Accueil > Les entours > Invités > Broyer du noir

Broyer du noir

par Marie-Odile Supligeau

jeudi 16 mars 2006, par Michel Balat

Broyer du noir

Le transfert dans tous ses états

- "Vous n’avez qu’à dire que votre café est meilleur que le leur !"

- "C’est faux ! Je provoque avec un minable pot de lyophilisé égaré sur ma table de travail.
Pourtant, je ne cèderai pas : je ne cotiserai plus au café commun, dans ces conditions. Je boirai seule, ostensiblement, mon eau bouillante aromatisée de granulés bruns."

"Bruns ?".

Brun déporte mes pensées vers une collègue, éloignée de nous par la maladie, et qui, en des "moments agréables, où on laissait filer le temps en sirotant un café", nous lut « Matin brun »(1). Aventure édifiante de deux hommes ordinaires, "ni des héros ni des purs salauds", négociant leur tranquillité à coups de petits compromis de rien du tout, de lâchetés sans importance, de conformités animalières, au coeur d’une époque trouble où montait en puissance un régime extrême : "l’Etat brun ". Jusqu’un banal dimanche de bières et de belote, où le délit s’entendit "avant". Avant l’énoncé qui désigne la transgression. Un dimanche où, sans crier gare, la milice arrêta d’innocents coupables, sanctionnant-là des actes décrétés interdits, dans l’après-coup de leur commission. Je n’eus de cesse, dès lors, d’offrir l’opuscule brun à mes amis, mes enfants et leurs copains, à mes vieux compagnons militants. Je le relis obsessionnellement comme on prie, comme on se drogue ou comme je réécoute les chants de la Commune, quand de mauvais affects m’envahissent.

Pour éviter de broyer du noir.

- "Dites leur que votre café est meilleur ! prescrivait le Docteur de la Klinic.

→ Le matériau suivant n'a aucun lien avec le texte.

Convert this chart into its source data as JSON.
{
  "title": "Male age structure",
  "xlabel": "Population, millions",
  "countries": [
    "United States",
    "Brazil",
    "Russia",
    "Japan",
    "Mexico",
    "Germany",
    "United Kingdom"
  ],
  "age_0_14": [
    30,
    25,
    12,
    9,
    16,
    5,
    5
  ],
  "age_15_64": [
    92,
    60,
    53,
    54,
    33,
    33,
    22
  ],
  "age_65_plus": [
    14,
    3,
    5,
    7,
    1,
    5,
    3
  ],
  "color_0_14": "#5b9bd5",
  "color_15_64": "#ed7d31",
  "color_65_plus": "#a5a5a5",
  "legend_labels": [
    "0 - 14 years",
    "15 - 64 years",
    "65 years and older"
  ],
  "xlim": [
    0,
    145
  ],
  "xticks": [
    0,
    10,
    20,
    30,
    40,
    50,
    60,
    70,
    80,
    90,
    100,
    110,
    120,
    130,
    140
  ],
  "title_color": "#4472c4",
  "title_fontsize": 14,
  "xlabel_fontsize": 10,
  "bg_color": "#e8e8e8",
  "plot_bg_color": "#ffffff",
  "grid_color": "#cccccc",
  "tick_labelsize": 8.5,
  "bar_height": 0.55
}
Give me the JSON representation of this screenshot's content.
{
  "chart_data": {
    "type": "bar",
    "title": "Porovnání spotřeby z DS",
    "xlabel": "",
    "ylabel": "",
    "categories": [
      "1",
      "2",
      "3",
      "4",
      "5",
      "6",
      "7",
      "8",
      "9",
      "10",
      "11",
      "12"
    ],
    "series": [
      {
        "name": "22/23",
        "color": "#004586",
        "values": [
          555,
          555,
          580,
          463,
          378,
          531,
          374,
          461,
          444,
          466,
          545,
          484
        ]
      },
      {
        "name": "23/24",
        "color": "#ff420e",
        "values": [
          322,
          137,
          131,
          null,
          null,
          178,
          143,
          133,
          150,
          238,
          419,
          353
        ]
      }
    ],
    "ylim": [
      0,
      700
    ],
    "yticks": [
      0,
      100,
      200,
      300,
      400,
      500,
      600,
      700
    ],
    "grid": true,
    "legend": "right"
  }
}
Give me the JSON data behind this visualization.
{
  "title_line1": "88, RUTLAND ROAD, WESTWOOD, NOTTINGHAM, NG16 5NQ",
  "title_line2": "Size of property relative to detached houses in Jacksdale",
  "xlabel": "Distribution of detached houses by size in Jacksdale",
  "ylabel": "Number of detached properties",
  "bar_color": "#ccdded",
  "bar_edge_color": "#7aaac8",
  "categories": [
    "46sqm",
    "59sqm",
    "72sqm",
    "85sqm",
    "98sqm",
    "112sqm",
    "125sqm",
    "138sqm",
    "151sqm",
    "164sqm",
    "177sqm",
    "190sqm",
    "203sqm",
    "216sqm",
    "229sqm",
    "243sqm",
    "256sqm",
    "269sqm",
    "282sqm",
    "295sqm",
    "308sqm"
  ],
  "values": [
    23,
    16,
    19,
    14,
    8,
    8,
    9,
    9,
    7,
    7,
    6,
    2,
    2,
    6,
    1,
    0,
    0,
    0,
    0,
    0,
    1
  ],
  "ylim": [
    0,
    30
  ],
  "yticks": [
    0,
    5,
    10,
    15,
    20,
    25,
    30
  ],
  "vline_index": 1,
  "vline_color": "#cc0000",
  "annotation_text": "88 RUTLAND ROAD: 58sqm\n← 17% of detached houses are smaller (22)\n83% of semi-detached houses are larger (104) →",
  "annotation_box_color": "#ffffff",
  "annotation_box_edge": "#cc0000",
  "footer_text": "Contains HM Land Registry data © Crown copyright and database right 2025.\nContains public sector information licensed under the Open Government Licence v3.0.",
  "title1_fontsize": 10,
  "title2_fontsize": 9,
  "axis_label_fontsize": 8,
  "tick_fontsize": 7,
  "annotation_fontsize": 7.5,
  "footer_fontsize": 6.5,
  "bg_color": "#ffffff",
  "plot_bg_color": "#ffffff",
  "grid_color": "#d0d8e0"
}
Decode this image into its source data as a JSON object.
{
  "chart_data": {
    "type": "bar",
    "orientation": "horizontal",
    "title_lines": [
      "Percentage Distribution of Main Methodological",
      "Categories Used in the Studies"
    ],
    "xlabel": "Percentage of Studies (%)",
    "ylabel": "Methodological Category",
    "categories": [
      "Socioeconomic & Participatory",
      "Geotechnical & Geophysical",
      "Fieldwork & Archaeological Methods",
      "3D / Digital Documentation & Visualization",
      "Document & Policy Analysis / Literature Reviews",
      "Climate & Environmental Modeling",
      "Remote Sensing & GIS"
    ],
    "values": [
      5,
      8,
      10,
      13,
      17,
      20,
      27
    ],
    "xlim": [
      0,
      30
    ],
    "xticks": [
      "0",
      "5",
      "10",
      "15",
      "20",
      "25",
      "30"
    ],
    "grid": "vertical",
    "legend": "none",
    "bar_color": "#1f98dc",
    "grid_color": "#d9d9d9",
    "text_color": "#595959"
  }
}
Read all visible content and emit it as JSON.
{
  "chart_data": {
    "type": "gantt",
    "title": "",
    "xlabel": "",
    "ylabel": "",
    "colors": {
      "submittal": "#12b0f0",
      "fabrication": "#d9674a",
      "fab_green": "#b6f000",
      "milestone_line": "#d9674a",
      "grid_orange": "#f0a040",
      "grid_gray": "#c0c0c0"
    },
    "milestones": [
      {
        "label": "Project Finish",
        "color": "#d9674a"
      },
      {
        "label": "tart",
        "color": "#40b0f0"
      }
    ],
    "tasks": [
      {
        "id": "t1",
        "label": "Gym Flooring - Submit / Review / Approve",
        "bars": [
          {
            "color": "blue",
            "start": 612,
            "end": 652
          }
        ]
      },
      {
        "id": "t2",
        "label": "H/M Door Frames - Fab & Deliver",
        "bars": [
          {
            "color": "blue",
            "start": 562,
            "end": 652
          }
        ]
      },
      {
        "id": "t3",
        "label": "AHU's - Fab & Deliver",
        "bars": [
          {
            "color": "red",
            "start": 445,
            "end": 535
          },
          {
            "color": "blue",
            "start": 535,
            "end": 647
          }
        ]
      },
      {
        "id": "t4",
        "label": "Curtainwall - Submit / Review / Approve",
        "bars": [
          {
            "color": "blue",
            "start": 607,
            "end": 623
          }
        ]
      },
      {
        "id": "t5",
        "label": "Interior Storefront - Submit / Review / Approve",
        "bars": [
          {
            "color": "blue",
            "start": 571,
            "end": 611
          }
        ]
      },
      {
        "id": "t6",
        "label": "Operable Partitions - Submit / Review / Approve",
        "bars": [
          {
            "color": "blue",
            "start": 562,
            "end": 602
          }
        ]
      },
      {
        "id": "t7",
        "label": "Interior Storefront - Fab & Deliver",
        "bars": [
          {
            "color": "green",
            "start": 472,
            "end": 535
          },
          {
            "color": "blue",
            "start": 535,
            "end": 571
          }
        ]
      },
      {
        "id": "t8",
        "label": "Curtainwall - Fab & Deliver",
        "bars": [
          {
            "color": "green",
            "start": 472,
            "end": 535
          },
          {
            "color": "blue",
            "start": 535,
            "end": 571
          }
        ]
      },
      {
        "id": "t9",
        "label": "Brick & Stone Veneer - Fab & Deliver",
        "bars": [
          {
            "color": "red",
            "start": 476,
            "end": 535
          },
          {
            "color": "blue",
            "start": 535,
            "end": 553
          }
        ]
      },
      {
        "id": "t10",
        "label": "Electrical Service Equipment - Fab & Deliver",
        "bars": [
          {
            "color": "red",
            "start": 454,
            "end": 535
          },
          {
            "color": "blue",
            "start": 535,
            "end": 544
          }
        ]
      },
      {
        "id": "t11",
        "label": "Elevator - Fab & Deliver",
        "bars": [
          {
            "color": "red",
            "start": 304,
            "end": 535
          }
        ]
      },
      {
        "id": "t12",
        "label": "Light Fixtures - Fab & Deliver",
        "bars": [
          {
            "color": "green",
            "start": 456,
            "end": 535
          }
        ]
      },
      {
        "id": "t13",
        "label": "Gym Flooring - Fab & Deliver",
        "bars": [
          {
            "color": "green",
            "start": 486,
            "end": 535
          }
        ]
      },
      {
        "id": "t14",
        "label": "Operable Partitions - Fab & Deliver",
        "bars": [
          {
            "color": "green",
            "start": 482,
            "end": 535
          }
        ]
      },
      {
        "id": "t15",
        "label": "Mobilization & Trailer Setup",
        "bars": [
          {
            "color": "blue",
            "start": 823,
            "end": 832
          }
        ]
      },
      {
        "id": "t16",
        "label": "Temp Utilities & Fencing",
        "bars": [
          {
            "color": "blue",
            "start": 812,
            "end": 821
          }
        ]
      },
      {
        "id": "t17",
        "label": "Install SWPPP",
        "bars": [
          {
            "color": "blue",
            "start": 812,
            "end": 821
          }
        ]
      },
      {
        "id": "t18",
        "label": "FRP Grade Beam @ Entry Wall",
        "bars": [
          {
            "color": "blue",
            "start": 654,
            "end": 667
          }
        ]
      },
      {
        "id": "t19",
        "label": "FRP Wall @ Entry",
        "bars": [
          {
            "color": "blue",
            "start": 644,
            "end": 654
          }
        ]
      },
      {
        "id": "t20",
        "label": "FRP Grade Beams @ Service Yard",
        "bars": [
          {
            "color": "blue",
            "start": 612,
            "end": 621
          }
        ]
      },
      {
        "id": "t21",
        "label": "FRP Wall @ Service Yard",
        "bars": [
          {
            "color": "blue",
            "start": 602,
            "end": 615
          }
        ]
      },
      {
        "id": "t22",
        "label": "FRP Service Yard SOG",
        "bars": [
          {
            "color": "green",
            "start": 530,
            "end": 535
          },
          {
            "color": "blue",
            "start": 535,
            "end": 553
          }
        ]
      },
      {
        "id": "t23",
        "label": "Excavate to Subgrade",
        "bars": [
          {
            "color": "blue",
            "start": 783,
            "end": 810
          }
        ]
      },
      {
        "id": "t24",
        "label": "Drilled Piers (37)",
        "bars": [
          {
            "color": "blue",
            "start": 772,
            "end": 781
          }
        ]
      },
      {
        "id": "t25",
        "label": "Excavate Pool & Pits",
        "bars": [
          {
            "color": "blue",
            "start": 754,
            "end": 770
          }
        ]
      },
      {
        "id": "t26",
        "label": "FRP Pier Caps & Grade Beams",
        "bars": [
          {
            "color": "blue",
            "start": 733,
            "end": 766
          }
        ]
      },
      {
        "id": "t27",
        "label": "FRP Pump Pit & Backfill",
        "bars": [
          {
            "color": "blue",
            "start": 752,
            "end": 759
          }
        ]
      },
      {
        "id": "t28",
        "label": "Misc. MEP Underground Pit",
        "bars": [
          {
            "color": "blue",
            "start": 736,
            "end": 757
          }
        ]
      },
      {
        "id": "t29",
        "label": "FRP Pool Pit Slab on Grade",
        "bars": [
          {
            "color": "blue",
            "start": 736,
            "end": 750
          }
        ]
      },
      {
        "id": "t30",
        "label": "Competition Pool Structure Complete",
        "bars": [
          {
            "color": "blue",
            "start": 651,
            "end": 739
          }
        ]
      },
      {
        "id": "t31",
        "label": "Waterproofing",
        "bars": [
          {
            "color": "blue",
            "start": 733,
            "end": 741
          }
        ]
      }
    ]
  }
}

Et méfiez-vous : à force de dénoncer minutieusement des dysfonctionnements institutionnels, de vous rebiffer avec désinvolture, vous risquez de jouir hystériquement de vos plaintes. Même si vous avez raison !" diagnostiquait et pronostiquait l’excellent clinicien, brisant le coutumier récit de mes lamentations.